JavaScript isn't going anywhere. End-users don't care about executing "non optimal code."

2 comments

> If you find yourself typing something about "the type of programmers attracted to X language" just delete what you wrote and move on.

I wouldn't say that's the right way to go about it or to think, especially in the case of JavaScript - more than ever, it's being taken up by people with no passion or desire to program solely so they can make what they think is going to be "The Next [WebCompany]," it's something that doesn't particularly have a parallel with any other language.

> End-users don't care about executing "non optimal code."

They do when the window freezes, or their Electron app locks and crashes, or when they suddenly can't have their browser running in the background while they're playing a video game.

> more than ever, it's being taken up by people with no passion or desire to program solely so they can make what they think is going to be "The Next [WebCompany],"

See, that's why you were encouraged to stop before you dug yourself deeper.

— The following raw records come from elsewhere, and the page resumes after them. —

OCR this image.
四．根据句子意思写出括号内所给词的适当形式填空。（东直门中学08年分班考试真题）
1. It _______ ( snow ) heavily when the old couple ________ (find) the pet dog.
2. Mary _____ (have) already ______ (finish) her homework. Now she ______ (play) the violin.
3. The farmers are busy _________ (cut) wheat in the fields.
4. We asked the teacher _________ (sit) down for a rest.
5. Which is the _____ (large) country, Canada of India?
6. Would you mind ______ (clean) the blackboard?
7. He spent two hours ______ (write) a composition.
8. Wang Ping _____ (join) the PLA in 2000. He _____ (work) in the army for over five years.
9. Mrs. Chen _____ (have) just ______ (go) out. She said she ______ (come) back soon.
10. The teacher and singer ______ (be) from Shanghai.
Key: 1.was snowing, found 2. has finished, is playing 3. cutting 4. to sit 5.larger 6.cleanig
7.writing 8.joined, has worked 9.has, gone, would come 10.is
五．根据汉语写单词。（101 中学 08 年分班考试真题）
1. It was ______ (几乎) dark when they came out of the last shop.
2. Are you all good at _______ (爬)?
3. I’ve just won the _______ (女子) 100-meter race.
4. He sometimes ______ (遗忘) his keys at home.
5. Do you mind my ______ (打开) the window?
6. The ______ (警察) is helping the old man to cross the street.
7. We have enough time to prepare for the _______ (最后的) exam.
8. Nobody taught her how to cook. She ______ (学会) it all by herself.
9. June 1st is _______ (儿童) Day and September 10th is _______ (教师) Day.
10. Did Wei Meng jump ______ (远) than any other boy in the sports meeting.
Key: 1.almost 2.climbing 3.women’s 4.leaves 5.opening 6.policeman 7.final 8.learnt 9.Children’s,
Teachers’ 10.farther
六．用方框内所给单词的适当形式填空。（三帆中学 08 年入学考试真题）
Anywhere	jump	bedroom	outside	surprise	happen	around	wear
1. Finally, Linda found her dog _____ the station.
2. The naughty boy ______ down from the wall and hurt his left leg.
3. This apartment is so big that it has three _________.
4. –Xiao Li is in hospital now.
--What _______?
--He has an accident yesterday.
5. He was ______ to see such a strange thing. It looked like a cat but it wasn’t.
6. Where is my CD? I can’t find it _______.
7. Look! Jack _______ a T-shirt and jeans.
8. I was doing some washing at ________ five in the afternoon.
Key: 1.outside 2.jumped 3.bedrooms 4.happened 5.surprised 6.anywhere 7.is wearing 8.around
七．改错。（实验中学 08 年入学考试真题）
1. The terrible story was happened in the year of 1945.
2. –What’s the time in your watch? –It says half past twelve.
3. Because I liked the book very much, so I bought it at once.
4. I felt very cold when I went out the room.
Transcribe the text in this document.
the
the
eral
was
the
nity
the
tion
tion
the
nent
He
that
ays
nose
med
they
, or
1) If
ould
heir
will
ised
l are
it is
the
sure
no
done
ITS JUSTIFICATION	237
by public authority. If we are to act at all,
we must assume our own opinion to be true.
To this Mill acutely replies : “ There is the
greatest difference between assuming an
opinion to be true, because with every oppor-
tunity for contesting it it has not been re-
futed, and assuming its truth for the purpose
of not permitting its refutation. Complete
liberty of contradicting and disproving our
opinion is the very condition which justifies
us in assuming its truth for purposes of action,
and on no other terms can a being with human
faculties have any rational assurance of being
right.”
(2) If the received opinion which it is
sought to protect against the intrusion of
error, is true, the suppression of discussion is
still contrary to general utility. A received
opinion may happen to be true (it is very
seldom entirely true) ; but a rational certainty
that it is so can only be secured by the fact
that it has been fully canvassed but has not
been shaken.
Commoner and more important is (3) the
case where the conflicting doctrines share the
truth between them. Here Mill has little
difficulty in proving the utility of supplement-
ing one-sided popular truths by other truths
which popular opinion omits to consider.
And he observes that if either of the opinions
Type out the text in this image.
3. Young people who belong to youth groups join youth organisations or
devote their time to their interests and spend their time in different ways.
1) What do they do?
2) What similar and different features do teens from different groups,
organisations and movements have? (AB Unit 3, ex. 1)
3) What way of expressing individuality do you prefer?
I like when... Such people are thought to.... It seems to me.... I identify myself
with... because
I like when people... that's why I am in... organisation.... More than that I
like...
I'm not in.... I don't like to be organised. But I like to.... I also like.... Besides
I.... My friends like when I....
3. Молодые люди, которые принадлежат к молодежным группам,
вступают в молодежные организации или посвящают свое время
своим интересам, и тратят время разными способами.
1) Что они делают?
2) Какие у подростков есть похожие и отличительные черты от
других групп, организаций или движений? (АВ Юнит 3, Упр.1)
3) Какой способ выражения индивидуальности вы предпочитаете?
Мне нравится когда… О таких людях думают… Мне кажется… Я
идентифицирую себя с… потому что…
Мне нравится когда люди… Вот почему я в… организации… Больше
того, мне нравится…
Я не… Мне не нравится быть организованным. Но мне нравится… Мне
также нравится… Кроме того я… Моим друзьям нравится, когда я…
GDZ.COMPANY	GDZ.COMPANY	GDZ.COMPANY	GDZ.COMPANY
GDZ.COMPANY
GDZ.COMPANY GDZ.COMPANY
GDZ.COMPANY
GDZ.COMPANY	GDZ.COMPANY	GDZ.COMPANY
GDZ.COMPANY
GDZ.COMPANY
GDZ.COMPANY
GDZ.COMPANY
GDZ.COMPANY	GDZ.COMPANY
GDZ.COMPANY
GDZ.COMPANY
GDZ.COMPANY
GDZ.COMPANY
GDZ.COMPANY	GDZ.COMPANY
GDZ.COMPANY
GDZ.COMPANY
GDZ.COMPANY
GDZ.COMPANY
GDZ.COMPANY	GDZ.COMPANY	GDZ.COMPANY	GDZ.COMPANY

Now you've doubled down on disparaging an entire class of people based on their choice of programming language because of some assumed greed you think they think they have.

Perhaps people are taking up Javascript because it is, bar none, the easiest language to play around with. Every modern computer either ships with a browser installed, and the vast majority of them, excluding mobile platforms, allow for someone to easily open a Javascript development environment not just to start something new, but to tinker around with the web page they are looking at.

Of course there will be horrible and crappy Javascript programs and libraries released to the wild. That's the same whenever there's a large influx or new people to the programming ecosystem and a language that's fairly easy to use but has some edge cases. Just look at Perl, and the CGIs of the late 1990's and early 2000's. A very large part of Perl's current reputation is because of people that weren't the best programmers (because they were new) being able to whip out little programs to do what they want, but also not entirely understanding some of the deeper intricacies of Perl or some better programming practices in general.

A great comment, and I couldn't agree more. If the family computer in the early 90s didn't have QBasic - I wouldn't be a developer today.

> more than ever, it's being taken up by people with no passion or desire to program solely so they can make what they think is going to be "The Next [WebCompany],"

I feel like kbenson forgets that the point of programming to the vast majority of people, is typically the end result.

> I feel like kbenson forgets that the point of programming to the vast majority of people, is typically the end result.

Sure it is. I just think most people don't start out thinking "I'm going to make the next Facebook", or at least not seriously. A lot of the time it's just tinkering. I mean, that's the reason the code produced isn't high quality, because the people really are complete amateurs screwing around. In that respect, I think the end result is "I want to learn this or to make something cool".

> End-users don't care about executing "non optimal code."

I seem to remember Java Applets & Java "Web start" (or pretty much any browser "plug-in" runtime) causing a fair bit of grief for end-users...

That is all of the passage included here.